Did you know that for the Wright brothers, 1904 was the time to rebuild—and to learn.

On December 17, 1903, the Wright brothers accomplished their most famous triumph, the first flight of a heavier than air machine, a flight of 120 feet. The 1903 Wright Flyer flew four times that day, was damaged by a gust of wind after the fourth flight, and never flew again.

And nearly two years later, on October 5, 1905, Wilbur Wright took the 1905 Wright Flyer III to the skies over a pasture near Dayton, Ohio. He flew 24 miles (38 kilometers) in 39.5 minutes, longer than the total duration of all the flights of 1903 and 1904. It was the realization of the first practical airplane.

But many aviation historians concede the plane between the 1903 Wright Flyer and the 1905 Wright Flyer III was not as famous, but equally important. The 1904 Wright Flyer II was more than a learning tool, more than a step in the invention process. The plane taught the brothers how to fly.

In 1904, Orville and Wilbur moved their flight testing from Kitty Hawk to Huffman Prairie. They built a new, more powerful airplane, with a design that produced less drag using lighter, more durable materials, and a stronger and lighter engine. They built systems that made the launch easier.

Engineering and invention aside, 1904 also the Wright brother’s most courageous effort.

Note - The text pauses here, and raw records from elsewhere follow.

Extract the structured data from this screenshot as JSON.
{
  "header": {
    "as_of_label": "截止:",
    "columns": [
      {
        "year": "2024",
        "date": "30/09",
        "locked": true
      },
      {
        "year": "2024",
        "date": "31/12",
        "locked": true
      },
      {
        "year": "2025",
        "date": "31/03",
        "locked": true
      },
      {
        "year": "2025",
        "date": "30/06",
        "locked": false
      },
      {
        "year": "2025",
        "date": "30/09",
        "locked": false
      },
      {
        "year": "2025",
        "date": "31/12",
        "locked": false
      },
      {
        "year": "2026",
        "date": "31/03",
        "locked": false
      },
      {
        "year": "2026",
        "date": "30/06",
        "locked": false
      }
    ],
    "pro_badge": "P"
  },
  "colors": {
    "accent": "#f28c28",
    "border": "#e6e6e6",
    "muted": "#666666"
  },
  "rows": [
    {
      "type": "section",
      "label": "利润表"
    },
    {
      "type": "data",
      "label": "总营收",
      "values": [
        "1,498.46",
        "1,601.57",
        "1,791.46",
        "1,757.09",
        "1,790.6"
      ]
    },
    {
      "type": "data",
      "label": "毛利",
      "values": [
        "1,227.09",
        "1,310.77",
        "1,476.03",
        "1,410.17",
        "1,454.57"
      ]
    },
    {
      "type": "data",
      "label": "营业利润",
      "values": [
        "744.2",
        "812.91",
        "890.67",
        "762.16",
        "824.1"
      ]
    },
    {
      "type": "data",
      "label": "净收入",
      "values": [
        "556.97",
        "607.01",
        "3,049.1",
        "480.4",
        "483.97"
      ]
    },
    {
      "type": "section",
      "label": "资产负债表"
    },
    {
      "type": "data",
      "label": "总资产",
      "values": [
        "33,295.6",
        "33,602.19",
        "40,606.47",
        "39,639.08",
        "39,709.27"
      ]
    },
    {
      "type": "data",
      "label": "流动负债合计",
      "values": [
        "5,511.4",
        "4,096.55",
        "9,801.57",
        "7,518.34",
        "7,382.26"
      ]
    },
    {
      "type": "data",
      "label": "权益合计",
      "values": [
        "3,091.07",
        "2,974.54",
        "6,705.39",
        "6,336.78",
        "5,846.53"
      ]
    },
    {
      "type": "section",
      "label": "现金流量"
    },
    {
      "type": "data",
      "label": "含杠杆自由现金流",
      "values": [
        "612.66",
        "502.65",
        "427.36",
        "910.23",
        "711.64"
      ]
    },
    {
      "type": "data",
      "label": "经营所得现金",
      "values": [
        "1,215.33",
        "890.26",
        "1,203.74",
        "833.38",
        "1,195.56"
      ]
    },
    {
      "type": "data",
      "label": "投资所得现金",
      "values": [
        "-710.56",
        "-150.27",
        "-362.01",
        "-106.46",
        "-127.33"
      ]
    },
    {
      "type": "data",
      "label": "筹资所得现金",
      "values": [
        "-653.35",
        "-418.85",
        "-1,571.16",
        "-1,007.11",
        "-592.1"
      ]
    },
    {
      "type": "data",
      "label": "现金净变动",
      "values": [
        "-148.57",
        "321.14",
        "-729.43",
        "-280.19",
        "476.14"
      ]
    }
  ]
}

With their experience with gliders and the first Wright Flyer, the Wright bothers were already the world’s most experienced pilots. Still, they used incremental steps in their engineering and production, learning how to test each variable in flight dynamics, before moving on to the next step. And testing involved learning to control the aircraft. Each brother crashed several times, bruised and battered, their collective courage an important part of the learning process.

Beaten up by their own invention, the brothers persisted. In 1904 they made over 105 flights—over 45 minutes of total flight time. Eventually they achieved flights lasting five minutes, and completed full circles in the air— accomplished by Wilbur for the first time on September 20, 1904.

They stopped flying for the year on December 9, 1904. Over the winter they dismantled the 1904 Wright Flyer II, using the mechanical pieces for their next aircraft. But it was more than the engine and propellers that made the 1905 Wright Flyer III the world’s first practical airplane. It was the building, the learning, the experimentation, engineering, the fabrication, the testing, the courage, and the piloting in 1904 all setting the foundation that finally took the Wright brothers into the air in October of 1905.